Il 23 Febbraio la Commissione Europea ha pubblicato la tanto attesa proposta per una direttiva sulla Corporate Due Diligence. Adesso spetta al Parlamento Europeo e al Consiglio dell’Unione Europea analizzare la proposta, modificarla e approvarla (o rigettarla). Nel frattempo, già diversi sono i commenti e le opinioni delle organizzazioni della società civile. La proposta è all’altezza delle aspettative? Si può e/o si deve fare meglio?
Cosa si chiedeva e tutt'ora si chiede
Abbiamo già parlato della necessità di una direttiva comunitaria relativa alla Corporate Due Diligence e dei motivi di questa necessità. Il grave problema delle violazioni dei diritti umani per tutta la catena di produzione a livello internazionale è ormai conosciuto da tutti.
Durante la stesura della proposta, in molti hanno cercato di farsi sentire per spingere verso una direttiva il più incisiva possibile. Si è chiesto e tutt’ora si chiede, tra altre cose:
che vengano imposti alle imprese degli obblighi severi di diligenza – quindi monitoraggio, identificazione, prevenzione, mitigazione e risarcimento – e di trasparenza;
che lo scopo della direttiva sia il più ampio possibile e che si rivolga quindi a tutte le imprese, anche non UE, sia grandi che di piccole e medie dimensioni, poiché neanche quest’ultime sono esenti dal violare i diritti umani.
che sia presa in considerazione e che gli obblighi di vigilanza siano imposti per l’intera catena di produzione fino all’inizio di essa, ossia fino ai piccoli produttori;
che vengano considerati come diritti umani salario e reddito dignitosi.
Cosa ha proposto la Commissione
Di seguito alcuni punti importanti della proposta della Commissione (che prevede inoltre anche una due diligence ambientale):
alle imprese è chiesto di identificare gli impatti negativi reali o potenziali, prevenirli e mitigarli, farli cessare e ridurne al minimo la portata; istituire e mantenere una procedura di reclamo; controllare l'efficacia delle loro misure di dovuta diligenza; pubblicare informazioni sulla dovuta diligenza adottata.
gli obblighi si applichino solo alle grandi imprese (con fatturato maggiore di 150 milioni e più di 500 dipendenti, e per i settori c.d. a rischio – agricoltura, tessile/ abbigliamento e estrattivo – alle imprese con un fatturato maggiore di 40 milioni e più di 250 dipendenti). In questo modo viene escluso il 99% delle imprese europee, che sono di piccole e medie dimensioni.

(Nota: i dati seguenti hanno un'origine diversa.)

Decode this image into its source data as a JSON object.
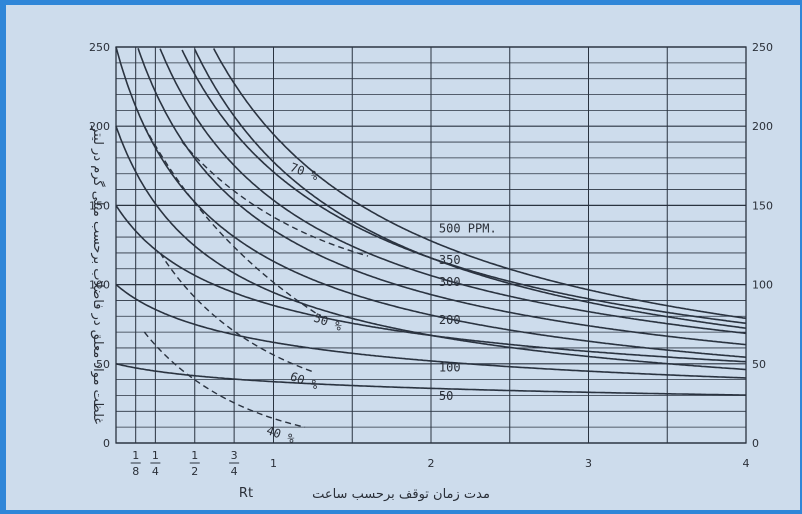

agli stati membri sarà richiesto di individuare l’autorità responsabile di supervisionare il rispetto degli obblighi e avranno la possibilità di prevedere l’imposizione di sanzioni pecuniarie. Sia persone giuridiche che fisiche possono riportare all’autorità competente la violazione degli obblighi, ma a questo si limita il potenziale ruolo dei sindacati (trade unions) che si vorrebbe più incisivo.
eventuali vittime potranno intentare una causa per responsabilità civile di fronte a tribunali nazionali nel caso in cui, con la dovuta diligenza, il danno avrebbe potuto essere identificato e prevenuto o mitigato. Non è prevista invece alcuna responsabilità penale.
E adesso?
Adesso spetterà al Parlamento Europeo e al Consiglio dell’Unione Europea rivedere la proposta, emendarla e approvarla. Nonostante questa iniziativa sia vista come un grandissimo passo verso una sostenibilità d’impresa e un maggior rispetto per i diritti umani (e per l’ambiente), se la proposta venisse approvata così com’è ora, il miglioramento sarebbe molto marginale.
Il fatto che si applicherebbe solo all’1% delle imprese europee è già di per sé motivo di preoccupazione. Inoltre, inserendo determinate clausole nei contratti, le imprese potrebbero scaricare la responsabilità di vigilanza verso i propri fornitori.
C’è poi da aggiungere il fatto che la proposta non prende in considerazione gli ostacoli che si devono affrontare per iniziare una causa contro grandi imprese – tra cui costi elevati, limiti di tempo brevi, onere sproporzionato della prova ecc.
Per concludere: “proporre mezze misure crea il rischio che alcuni paesi più sostenibili scelgano di implementare la regolamentazione più ampia e desiderata […] e altri scelgano di rimanere con l'approccio molto limitato. Questo aumenterà ulteriormente ladivergenza e l'incertezza e, di conseguenza, promuoverà all'interno delle aziende una corsa verso il basso piuttosto che una corsa verso l'alto delle pratiche commerciali sostenibili”.